As you can see, instantiation is quite simple. It accepts the following arguments:

  • secret (Union[str, pydantic.SecretStr]): A constant secret which is used to encode the token. Use a strong passphrase and keep it secure.
  • lifetime_seconds (Optional[int]): The lifetime of the token in seconds. Can be set to None but in this case the token will be valid forever; which may raise serious security concerns.
  • token_audience (Optional[List[str]]): A list of valid audiences for the JWT token. Defaults to ["fastapi-users:auth"].
  • algorithm (Optional[str]): The JWT encryption algorithm. See RFC 7519, section 8. Defaults to "HS256".
  • public_key (Optional[Union[str, pydantic.SecretStr]]): If the JWT encryption algorithm requires a key pair instead of a simple secret, the key to decrypt the JWT may be provided here.
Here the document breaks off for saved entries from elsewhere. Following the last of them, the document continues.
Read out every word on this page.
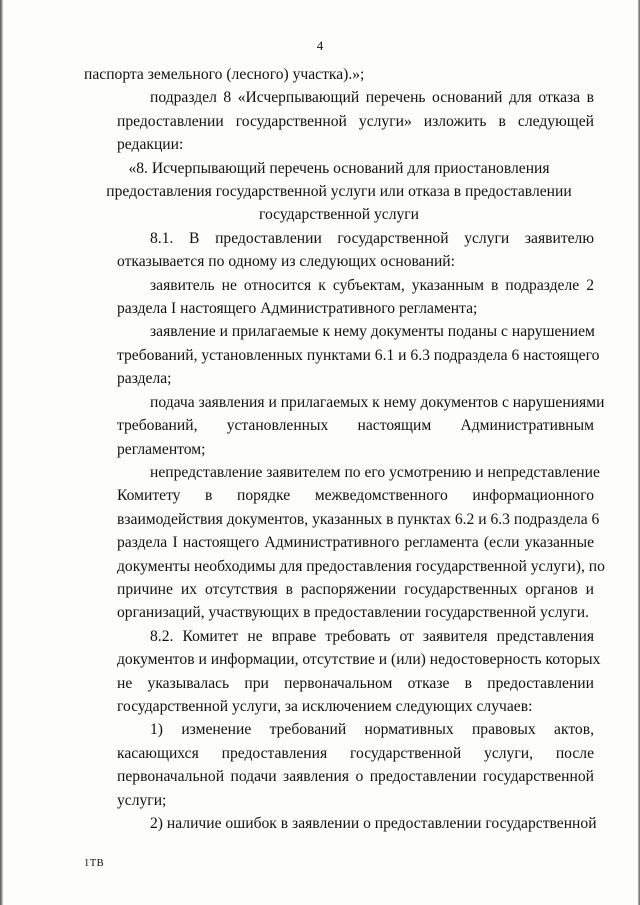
4

паспорта земельного (лесного) участка).»;

подраздел 8 «Исчерпывающий перечень оснований для отказа в
предоставлении государственной услуги» изложить в следующей
редакции:

«8. Исчерпывающий перечень оснований для приостановления
предоставления государственной услуги или отказа в предоставлении
государственной услуги

8.1. В предоставлении государственной услуги заявителю
отказывается по одному из следующих оснований:

заявитель не относится к субъектам, указанным в подразделе 2
раздела I настоящего Административного регламента;

заявление и прилагаемые к нему документы поданы с нарушением
требований, установленных пунктами 6.1 и 6.3 подраздела 6 настоящего
раздела;

подача заявления и прилагаемых к нему документов с нарушениями
требований, установленных настоящим Административным
регламентом;

непредставление заявителем по его усмотрению и непредставление
Комитету в порядке межведомственного информационного
взаимодействия документов, указанных в пунктах 6.2 и 6.3 подраздела 6
раздела I настоящего Административного регламента (если указанные
документы необходимы для предоставления государственной услуги), по
причине их отсутствия в распоряжении государственных органов и
организаций, участвующих в предоставлении государственной услуги.

8.2. Комитет не вправе требовать от заявителя представления
документов и информации, отсутствие и (или) недостоверность которых
не указывалась при первоначальном отказе в предоставлении
государственной услуги, за исключением следующих случаев:

1) изменение требований нормативных правовых актов,
касающихся предоставления государственной услуги, после
первоначальной подачи заявления о предоставлении государственной
услуги;

2) наличие ошибок в заявлении о предоставлении государственной

1ТВ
The secret parameter will always be used to encrypt the JWT.

Why it's inside a function?

To allow strategies to be instantiated dynamically with other dependencies, they have to be provided as a callable to the authentication backend.

For JWTStrategy, since it doesn't require dependencies, it can be as simple as the function above.

RS256 example

from fastapi_users.authentication import JWTStrategy

PUBLIC_KEY = """-----BEGIN PUBLIC KEY-----
# Your RSA public key in PEM format goes here
-----END PUBLIC KEY-----"""

PRIVATE_KEY = """-----BEGIN RSA PRIVATE KEY-----
# Your RSA private key in PEM format goes here
-----END RSA PRIVATE KEY-----"""

def get_jwt_strategy() -> JWTStrategy:
    return JWTStrategy(
        secret=PRIVATE_KEY, 
        lifetime_seconds=3600,
        algorithm="RS256",
        public_key=PUBLIC_KEY,
    )

Logout

On logout, this strategy won't do anything. Indeed, a JWT can't be invalidated on the server-side: it's valid until it expires.